Sokak aralarında dolaşan ve hayatını uygarlığın artıklarını toplayarak kazanan eskicilerden birinin iterek götürdüğü tezgahının üzerinde; birçoğumuzun evinin oturma ya da misafir odalarında, diğerlerinden biraz da yukarıya asılan yaldız çerçeveli bir fotoğraf. Bir sandalyede oturan şık, bakımlı, zarif bir hanımefendi ve arkasında, ayakta duran, bir eli önündeki bayanın omuzunda, iki dirhem bir çekirdek şıklıkta bir beyefendi. Belli ki ‘bir aile’nin onların zürriyetinden geldiği, bir zamanlar yine o ailenin duvarında, kendilerinden sonraki nesillerin gelip geçişini izlemiş büyükleri. Ve şimdi, kimbilir o aileden geriye kalan kim ya da kimler tarafından artık kapatılmış bir sayfa, sadece duvarlara değil, kendi yüreklerine de bir yük. Tezgahını iten adamın mesleğini özetlediği iki kelimelik ‘eskiler alıyorum’ cümlesindeki ‘eski’ olmuşlar. Arkalarında kimbilir nasıl bir hayatı, ne kavgaları, ne sevinçleri, ne hüzünleri, ne mücadeleleri bırakmış, çarşıdaki dükkanlardan birinde, yine kendileri gibi eski fotoğraflar, kullanılmayan bilgisayar parçaları, çizik 45’lik plaklar, yıpranmış kitaplar, bir zamanlar başka hanım ve beyefendilere çay servisi yapılmış ama ya kulpu kopmuş, ya tabağı kırılmış porselen fincan artıklarından oluşan bir yığına katılmak üzere bir eskici tezgahında, yaşadıkları ve tanık oldukları gerçek bir geçmişi bırakıp artık olmayan bir geleceği beklemek üzere yola çıkmışlar.

Üzüldük. Ve benzer her durumda olduğu gibi kendimize döndük. Daha önceleri bir yazımda da dile getirdiğim gibi; yaşam döngüsü en basite indirgenmiş haliyle iki sözcükte özetlenebilir: Doğuyoruz ve ölüyoruz. Arada da her birimiz; kendi ailemiz, çevremiz, yetiştirilme anlayışımız, eğitim ve öğrenimimiz, içine doğduğumuz maddi koşullar, yeteneklerimiz, işimiz, iş dışındaki istek ve meraklarımız, ‘kendimizi gerçekleştirme’ adına yaptıklarımız, yapamadıklarımız, tutkularımız, kederlerimiz, sevinçlerimiz ve daha sayısız parametre ile tariflenen ve adına ‘ömür’ denilen bir süreç yaşıyoruz.
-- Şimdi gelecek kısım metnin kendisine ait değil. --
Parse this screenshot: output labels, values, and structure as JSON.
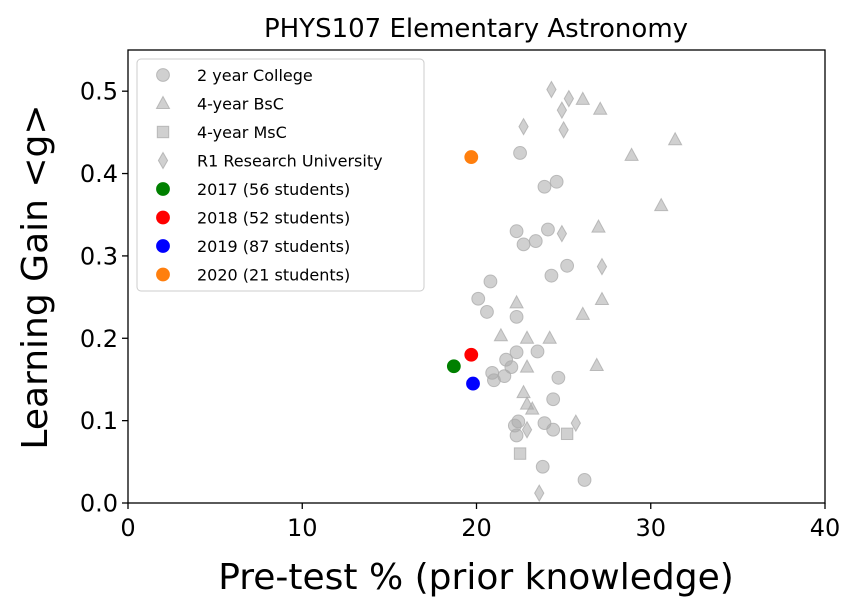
{
  "chart_data": {
    "type": "scatter",
    "title": "PHYS107 Elementary Astronomy",
    "xlabel": "Pre-test % (prior knowledge)",
    "ylabel": "Learning Gain <g>",
    "xlim": [
      0,
      40
    ],
    "ylim": [
      0,
      0.55
    ],
    "xticks": [
      0,
      10,
      20,
      30,
      40
    ],
    "yticks": [
      0.0,
      0.1,
      0.2,
      0.3,
      0.4,
      0.5
    ],
    "xtick_labels": [
      "0",
      "10",
      "20",
      "30",
      "40"
    ],
    "ytick_labels": [
      "0.0",
      "0.1",
      "0.2",
      "0.3",
      "0.4",
      "0.5"
    ],
    "grid": false,
    "legend_position": "top-left",
    "series": [
      {
        "name": "2 year College",
        "marker": "circle",
        "color": "#a9a9a9",
        "faded": true,
        "points": [
          [
            22.5,
            0.425
          ],
          [
            23.9,
            0.384
          ],
          [
            24.6,
            0.39
          ],
          [
            22.3,
            0.33
          ],
          [
            24.1,
            0.332
          ],
          [
            22.7,
            0.314
          ],
          [
            23.4,
            0.318
          ],
          [
            24.3,
            0.276
          ],
          [
            25.2,
            0.288
          ],
          [
            20.8,
            0.269
          ],
          [
            20.1,
            0.248
          ],
          [
            20.6,
            0.232
          ],
          [
            22.3,
            0.226
          ],
          [
            22.3,
            0.183
          ],
          [
            23.5,
            0.184
          ],
          [
            21.7,
            0.174
          ],
          [
            22.0,
            0.165
          ],
          [
            20.9,
            0.158
          ],
          [
            21.6,
            0.154
          ],
          [
            21.0,
            0.149
          ],
          [
            24.7,
            0.152
          ],
          [
            24.4,
            0.126
          ],
          [
            22.4,
            0.099
          ],
          [
            22.2,
            0.094
          ],
          [
            22.3,
            0.082
          ],
          [
            23.9,
            0.097
          ],
          [
            24.4,
            0.089
          ],
          [
            23.8,
            0.044
          ],
          [
            26.2,
            0.028
          ]
        ]
      },
      {
        "name": "4-year BsC",
        "marker": "triangle",
        "color": "#a9a9a9",
        "faded": true,
        "points": [
          [
            26.1,
            0.49
          ],
          [
            27.1,
            0.478
          ],
          [
            31.4,
            0.441
          ],
          [
            28.9,
            0.422
          ],
          [
            30.6,
            0.361
          ],
          [
            27.0,
            0.335
          ],
          [
            27.2,
            0.247
          ],
          [
            26.1,
            0.229
          ],
          [
            22.3,
            0.243
          ],
          [
            21.4,
            0.203
          ],
          [
            22.9,
            0.2
          ],
          [
            24.2,
            0.2
          ],
          [
            22.9,
            0.165
          ],
          [
            26.9,
            0.167
          ],
          [
            22.7,
            0.134
          ],
          [
            22.9,
            0.12
          ],
          [
            23.2,
            0.114
          ]
        ]
      },
      {
        "name": "4-year MsC",
        "marker": "square",
        "color": "#a9a9a9",
        "faded": true,
        "points": [
          [
            25.2,
            0.084
          ],
          [
            22.5,
            0.06
          ]
        ]
      },
      {
        "name": "R1 Research University",
        "marker": "thin_diamond",
        "color": "#a9a9a9",
        "faded": true,
        "points": [
          [
            24.3,
            0.502
          ],
          [
            25.3,
            0.491
          ],
          [
            24.9,
            0.477
          ],
          [
            22.7,
            0.457
          ],
          [
            25.0,
            0.453
          ],
          [
            24.9,
            0.327
          ],
          [
            27.2,
            0.287
          ],
          [
            22.9,
            0.089
          ],
          [
            25.7,
            0.097
          ],
          [
            23.6,
            0.012
          ]
        ]
      },
      {
        "name": "2017 (56 students)",
        "marker": "circle",
        "color": "#008000",
        "faded": false,
        "points": [
          [
            18.7,
            0.166
          ]
        ]
      },
      {
        "name": "2018 (52 students)",
        "marker": "circle",
        "color": "#ff0000",
        "faded": false,
        "points": [
          [
            19.7,
            0.18
          ]
        ]
      },
      {
        "name": "2019 (87 students)",
        "marker": "circle",
        "color": "#0000ff",
        "faded": false,
        "points": [
          [
            19.8,
            0.145
          ]
        ]
      },
      {
        "name": "2020 (21 students)",
        "marker": "circle",
        "color": "#ff7f0e",
        "faded": false,
        "points": [
          [
            19.7,
            0.42
          ]
        ]
      }
    ]
  }
}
Kimimiz insanlığa bir iz bırakıyoruz arkamızda, kimimizin izi sadece yakınlarımızın, sevdiklerimizin, bizi tanımış birkaç kişinin anı duvarında bir süre asılı kalıyor. Sonra onlar da gidiyor ve Nazım Hikmet’in ‘Masalların Masalı’ şiirinde dile getirdiği gibi ‘kayboluyor suda suretimiz’. Bir gün hepimizin paylaşması mukadder sonuç olan ‘artık var olmamak’ kaçınılmaz. Ama o eskici tezgahında gördüğümüz fotoğrafın bizde uyandırdığı duygunun nedeni; gelecekte bir gün hiç var olmamış olmak’ düşüncesinin hüznü. Ve Ayvalık’ta olsun, Moda’da olsun, bizim gibi olağan, sıradan, mütevazı ömürler sürmüş insanların tek sığınağı, tek tesellisi galiba yine Nazım ustanın o şiirinin son dizesi: “Çok şükür yaşıyoruz.